In the Technology segment, the revenue decrease reflected weaker contribution from MPEG LA, due to a one-off adjustment in the first quarter and ongoing softness in optical disc drive demand from PC makers, partly offset by double-digit growth in revenues generated by direct licensing programs, driven by a good level of new contracts and renewals, with notably the contribution of an LG smartphone licensing agreement and successful renewals with two major US digital TV providers during the period.
Adjusted EBITDA from continuing operations amounted to €213 million in the first half of 2014, including a negative forex impact of €7 million compared to the first half of 2013. Adjusted EBITDA margin was 14.2 per cent, up by 1.2 points year-on-year, reflecting significant margin improvement in Connected Home, driven by higher shipments and better mix, stable margin in Entertainment Services, due to strong performance in Production Services and continued operating efficiencies in DVD Services, and lower corporate costs, mostly related to transversal functions.
Total operating expenses decreased year-on-year, driven by a sharp reduction in the Entertainment Services segment, with operating expenses down 17 per cent at a constant rate, and material declines for the Connected Home segment and at corporate level.
Adjusted EBIT from continuing operations amounted to €127 million in the first half of 2014, up 17.3 per cent at constant currency compared to the first half of 2013, with margin of 8.4 per cent, up by 1.4 points year-on-year, resulting from the growth in Adjusted EBITDA and lower D&A expenses.
EBIT from continuing operations totaled €122 million in the first half of 2014, up 42 per cent at constant currency compared to the first half of 2013, with margin of 8.1 per cent, up by 2.6 points year-on-year, due to the increase in Adjusted EBIT, lower restructuring costs and a gain on disposal of available-for-sale financial assets.
The Group’s financial result amounted to € (74) million, broadly stable year-on-year, reflecting the following:
Net interest costs amounted to €39 million in the first half of 2014, a significant reduction compared to €63 million in the first half of 2013, reflecting reduced borrowing costs stemming from the refinancing and repricing transactions and from the material decrease in gross debt during the period.
Other financial charges amounted to €35 million in the first half of 2014, including costs related to the refinancing and repricing transactions for €25 million, including an IFRS reversal recognized as a non-cash charge for €19 million due to the debt prepayments done in 2014 and repricing transaction costs.

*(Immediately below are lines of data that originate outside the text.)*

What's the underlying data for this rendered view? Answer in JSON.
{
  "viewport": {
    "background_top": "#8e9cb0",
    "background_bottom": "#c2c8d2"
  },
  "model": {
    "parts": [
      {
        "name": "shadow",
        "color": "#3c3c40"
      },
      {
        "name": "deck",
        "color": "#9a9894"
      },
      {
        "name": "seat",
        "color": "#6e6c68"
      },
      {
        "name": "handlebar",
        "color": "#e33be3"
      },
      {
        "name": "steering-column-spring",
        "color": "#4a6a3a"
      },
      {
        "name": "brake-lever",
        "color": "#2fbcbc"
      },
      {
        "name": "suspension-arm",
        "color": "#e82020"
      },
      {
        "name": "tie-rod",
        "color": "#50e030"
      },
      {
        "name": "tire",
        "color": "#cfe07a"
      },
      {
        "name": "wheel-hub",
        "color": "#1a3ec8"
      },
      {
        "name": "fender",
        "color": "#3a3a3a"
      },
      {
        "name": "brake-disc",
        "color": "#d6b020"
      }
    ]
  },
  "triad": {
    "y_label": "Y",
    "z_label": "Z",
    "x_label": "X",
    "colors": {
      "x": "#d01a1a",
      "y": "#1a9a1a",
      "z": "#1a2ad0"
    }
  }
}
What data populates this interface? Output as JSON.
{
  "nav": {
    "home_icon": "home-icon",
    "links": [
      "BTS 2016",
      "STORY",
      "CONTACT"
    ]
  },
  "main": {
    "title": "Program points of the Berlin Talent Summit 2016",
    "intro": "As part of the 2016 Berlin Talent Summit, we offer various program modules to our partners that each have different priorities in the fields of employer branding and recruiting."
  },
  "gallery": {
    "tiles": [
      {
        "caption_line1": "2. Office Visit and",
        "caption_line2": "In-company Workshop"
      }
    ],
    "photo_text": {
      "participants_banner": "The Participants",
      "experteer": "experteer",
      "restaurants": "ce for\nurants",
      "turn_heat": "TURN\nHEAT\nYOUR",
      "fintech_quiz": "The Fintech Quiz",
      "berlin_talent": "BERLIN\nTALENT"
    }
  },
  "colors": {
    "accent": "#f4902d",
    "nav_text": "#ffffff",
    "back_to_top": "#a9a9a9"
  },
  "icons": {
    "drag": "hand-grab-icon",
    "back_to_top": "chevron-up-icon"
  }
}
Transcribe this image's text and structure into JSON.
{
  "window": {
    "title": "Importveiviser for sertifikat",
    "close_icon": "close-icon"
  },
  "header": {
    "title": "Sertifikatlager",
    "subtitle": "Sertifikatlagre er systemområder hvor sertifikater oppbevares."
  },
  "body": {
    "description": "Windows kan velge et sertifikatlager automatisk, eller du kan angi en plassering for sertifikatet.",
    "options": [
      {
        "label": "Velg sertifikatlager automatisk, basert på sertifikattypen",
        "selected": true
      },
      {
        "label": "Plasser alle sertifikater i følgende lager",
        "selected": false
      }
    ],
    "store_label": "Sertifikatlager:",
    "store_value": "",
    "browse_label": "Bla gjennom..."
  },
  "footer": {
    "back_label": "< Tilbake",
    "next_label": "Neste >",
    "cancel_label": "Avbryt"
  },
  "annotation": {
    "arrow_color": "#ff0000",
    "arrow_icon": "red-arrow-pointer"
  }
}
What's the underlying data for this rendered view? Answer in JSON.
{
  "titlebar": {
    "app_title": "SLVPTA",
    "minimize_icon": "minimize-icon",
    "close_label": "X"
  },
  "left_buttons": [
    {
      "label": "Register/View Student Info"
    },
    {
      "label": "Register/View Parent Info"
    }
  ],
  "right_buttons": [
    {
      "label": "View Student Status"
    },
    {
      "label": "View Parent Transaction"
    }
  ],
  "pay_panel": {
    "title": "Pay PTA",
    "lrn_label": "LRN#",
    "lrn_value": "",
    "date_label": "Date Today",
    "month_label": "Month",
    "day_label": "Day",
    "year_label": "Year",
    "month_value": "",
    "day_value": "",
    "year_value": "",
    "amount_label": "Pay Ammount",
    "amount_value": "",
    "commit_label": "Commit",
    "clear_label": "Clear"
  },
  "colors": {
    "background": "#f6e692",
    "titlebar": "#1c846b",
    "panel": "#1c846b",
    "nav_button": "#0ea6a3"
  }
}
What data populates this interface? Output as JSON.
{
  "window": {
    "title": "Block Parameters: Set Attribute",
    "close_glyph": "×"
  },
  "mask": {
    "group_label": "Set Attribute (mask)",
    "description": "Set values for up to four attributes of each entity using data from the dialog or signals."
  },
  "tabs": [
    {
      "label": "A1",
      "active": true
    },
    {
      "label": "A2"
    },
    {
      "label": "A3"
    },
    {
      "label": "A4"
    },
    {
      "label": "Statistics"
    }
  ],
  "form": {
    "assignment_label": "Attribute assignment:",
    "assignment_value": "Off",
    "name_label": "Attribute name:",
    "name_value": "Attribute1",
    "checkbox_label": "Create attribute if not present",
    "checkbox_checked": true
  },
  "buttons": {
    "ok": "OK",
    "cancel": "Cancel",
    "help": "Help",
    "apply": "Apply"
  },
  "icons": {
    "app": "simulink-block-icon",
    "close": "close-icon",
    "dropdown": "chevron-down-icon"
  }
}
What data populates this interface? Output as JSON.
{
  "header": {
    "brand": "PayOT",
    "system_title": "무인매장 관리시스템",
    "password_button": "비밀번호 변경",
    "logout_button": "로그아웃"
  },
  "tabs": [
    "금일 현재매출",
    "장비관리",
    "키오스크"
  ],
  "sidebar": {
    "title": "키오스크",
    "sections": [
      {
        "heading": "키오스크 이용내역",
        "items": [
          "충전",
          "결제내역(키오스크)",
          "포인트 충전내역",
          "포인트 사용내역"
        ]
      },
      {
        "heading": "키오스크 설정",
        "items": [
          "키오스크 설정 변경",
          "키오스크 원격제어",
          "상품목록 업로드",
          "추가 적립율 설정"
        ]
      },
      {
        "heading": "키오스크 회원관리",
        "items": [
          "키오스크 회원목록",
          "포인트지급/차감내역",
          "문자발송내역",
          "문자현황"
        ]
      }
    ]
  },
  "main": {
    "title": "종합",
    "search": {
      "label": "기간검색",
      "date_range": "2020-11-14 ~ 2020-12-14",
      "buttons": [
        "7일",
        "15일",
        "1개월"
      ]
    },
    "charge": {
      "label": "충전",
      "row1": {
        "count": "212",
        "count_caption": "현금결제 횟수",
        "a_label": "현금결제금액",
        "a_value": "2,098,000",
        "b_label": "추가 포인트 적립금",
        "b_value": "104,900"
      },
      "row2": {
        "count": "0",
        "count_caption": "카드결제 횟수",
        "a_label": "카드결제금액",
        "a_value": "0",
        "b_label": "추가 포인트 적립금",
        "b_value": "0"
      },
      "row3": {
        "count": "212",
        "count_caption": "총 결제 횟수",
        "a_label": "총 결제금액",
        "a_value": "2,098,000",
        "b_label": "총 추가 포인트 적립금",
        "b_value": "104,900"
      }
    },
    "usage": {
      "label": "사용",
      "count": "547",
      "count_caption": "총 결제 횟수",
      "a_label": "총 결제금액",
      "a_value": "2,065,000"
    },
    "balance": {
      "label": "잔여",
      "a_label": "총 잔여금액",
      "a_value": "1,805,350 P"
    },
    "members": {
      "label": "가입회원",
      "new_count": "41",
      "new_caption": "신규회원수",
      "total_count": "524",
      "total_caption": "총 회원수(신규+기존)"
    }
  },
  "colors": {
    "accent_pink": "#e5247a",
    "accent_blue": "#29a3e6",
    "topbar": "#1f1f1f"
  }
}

Net income was a profit of €27 million in the first half of 2014, increasing from a profit of €6 million in the first half of 2013. Restated from refinancing and repricing charges, net income was a profit of €46 million.
Technicolor CEO Frederic Rose stated: “We are well on track to achieve our 2014 objectives and to exceed our prior guidance on free cash flow generation. Our performance continues to be fueled by profitable growth in Connected Home, the signature of new license agreements and the very strong growth in visual effects.”
Technicolor is targeting to reach an Adjusted EBITDA between €550 million and €575 million; and expects to exceed the upper range of its free cash flow objective of €180 million to €200 million, despite the impact of higher cash restructuring charges compared with 2013; expects a positive net income; confirms its objective to reach a Net Debt to Adjusted EBITDA ratio below 1.2x at end December 2014.